It Is What It Is
A Status Report

On Election Day 2004, when exit polls showed incumbent President George W. Bush losing to Democratic challenger John Kerry, Bush assessed his situation to Time magazine. “It is what it is,” he said.

One month later, with Bush cheerleading the White House for another four years, “It is what it is” was declared America’s #1 Sports cliché by USA Today. While Bush rode a FUBAR invasion and a crashing economy to political victory, “It is what it is” was trending.

But not so fast.

“It is what it is” has been an existential backstop since at least the 13th century, when Persian Mystic Jalalud'din Rumi wrote “Fihi ma fihi,” which, coincidently, in English means “It Is What it Is.” Rumi was focused on the dance of life and a “be here now” relationship with the present.  In his quest for the eternal moment “It is what it is” provided a sense of what Psychology Today now calls “mindfulness.”

 “What more is there to say?” Rumi asked, “Reality is. It is what it is. Explanations cannot explain it. Words cannot reveal it.”

Bush’s “It is what it is” moment was most likely not inspired by Rumi.  There are those who think W may have stolen the phrase (among other things) from Al Gore who said  “It is what it is” responding to the Supreme Court’s ruling in Bush v Gore.  My guess, however, is that Bush took the expression from sports.  In that goal-driven world, “It is what it is” becomes a coping mechanism. Laker basketball Zen master coach Phil Jackson of the NBA claimed he used the phrase to convince his players to “get over” their mistakes.  If your last second game-winning shot didn’t drop, what’s done is done.  Circumspectively, “It is what it is” became “it was what it was.”  In this past-tense usage, Philbert (as well as President Bush) used the phrase as a synonym for “Fuck it,” because saying “Fuck it” is not acceptable to the mainstream press, not to mention followers of Rumi.

Incidentally, the usage of “It is what it is” as a coaching tool did no great harm to Phil Jackson who has, up until now, won more championships than any other NBA coach. A win, after all, is a win. 
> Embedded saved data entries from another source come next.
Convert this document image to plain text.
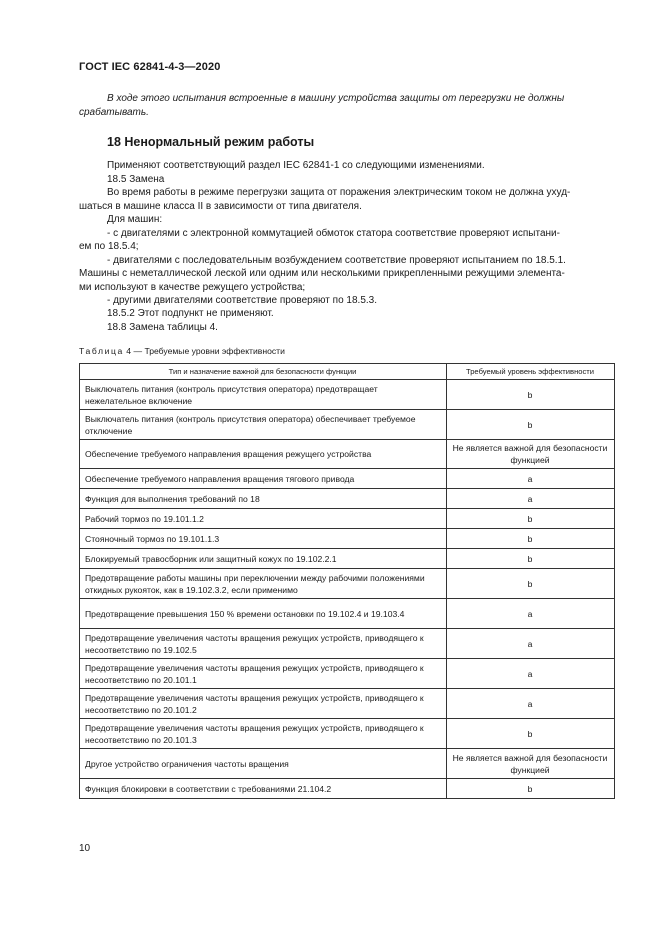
ГОСТ IEC 62841-4-3—2020
В ходе этого испытания встроенные в машину устройства защиты от перегрузки не должны
срабатывать.
18 Ненормальный режим работы
Применяют соответствующий раздел IEC 62841-1 со следующими изменениями.
18.5 Замена
Во время работы в режиме перегрузки защита от поражения электрическим током не должна ухуд-
шаться в машине класса II в зависимости от типа двигателя.
Для машин:
- с двигателями с электронной коммутацией обмоток статора соответствие проверяют испытани-
ем по 18.5.4;
- двигателями с последовательным возбуждением соответствие проверяют испытанием по 18.5.1.
Машины с неметаллической леской или одним или несколькими прикрепленными режущими элемента-
ми используют в качестве режущего устройства;
- другими двигателями соответствие проверяют по 18.5.3.
18.5.2 Этот подпункт не применяют.
18.8 Замена таблицы 4.
Таблица 4 — Требуемые уровни эффективности
Тип и назначение важной для безопасности функции	Требуемый уровень эффективности
Выключатель питания (контроль присутствия оператора) предотвращает нежелательное включение	b
Выключатель питания (контроль присутствия оператора) обеспечивает требуемое отключение	b
Обеспечение требуемого направления вращения режущего устройства	Не является важной для безопасности функцией
Обеспечение требуемого направления вращения тягового привода	a
Функция для выполнения требований по 18	a
Рабочий тормоз по 19.101.1.2	b
Стояночный тормоз по 19.101.1.3	b
Блокируемый травосборник или защитный кожух по 19.102.2.1	b
Предотвращение работы машины при переключении между рабочими положениями откидных рукояток, как в 19.102.3.2, если применимо	b
Предотвращение превышения 150 % времени остановки по 19.102.4 и 19.103.4	a
Предотвращение увеличения частоты вращения режущих устройств, приводящего к несоответствию по 19.102.5	a
Предотвращение увеличения частоты вращения режущих устройств, приводящего к несоответствию по 20.101.1	a
Предотвращение увеличения частоты вращения режущих устройств, приводящего к несоответствию по 20.101.2	a
Предотвращение увеличения частоты вращения режущих устройств, приводящего к несоответствию по 20.101.3	b
Другое устройство ограничения частоты вращения	Не является важной для безопасности функцией
Функция блокировки в соответствии с требованиями 21.104.2	b
10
By 2006, usage of “It is what it is” was peaking.  While singing it praises in an editorial in The New York Times, columnist and presidential speechwriter William Safire defined it as a tautophrase — a sentence that repeats itself like a word mirror.  You do you. 

Tauto means “the same.”  Tautophrases use repetition for emphasis.  Their ideas, though multiplied, are singular and inherent. To say, "A man's gotta do what a man's gotta do” or, as God is said to have said, "I am that I am" may or may not be true, but the repetition is there as an infinite affirmation. Facts are facts.

Regarding “It is what it is,” Safire concluded his essay with a concern about overusing the phrase.  “Will the vogue use of ‘It is what it is’ become fixed in the farrago of unresponsive responses?” he asked. “The answer is in its own future tense,” Safire answered, “sung in the Spanish Que será será:  ‘What will be will be.’”

After the recession of 2008, the usage of “It is what it is” was, if not fixed in the farrago of unresponsive responses, than, at least widely overused.  In addition to Rumi’s mindfulness, and Bush’s “fuck it,” “It is what it is” also became an expression of failure — a synonym for “I give up.”  According to The Military Leader website, “the problem with ‘It is what it is’ is that it abdicates responsibility, shuts down creative problem solving, and concedes defeat.”

Whether from defeat or repetition, today, the use of “It is what it is” has dropped dramatically. Could it be that we are taking responsibility? Or has “It is what it is”, at last, become not only “fixed in the farrago of unresponsive responses,” but terminal? This much is true.  Racism, Climate Change, and Donald Trump should not be explained with a tautophrase.

 “It is what it is” is not what it was — which wouldn’t have troubled Rumi, but inspire him to dance.

Has the eternal moment passed?  It ain’t over, til it’s over.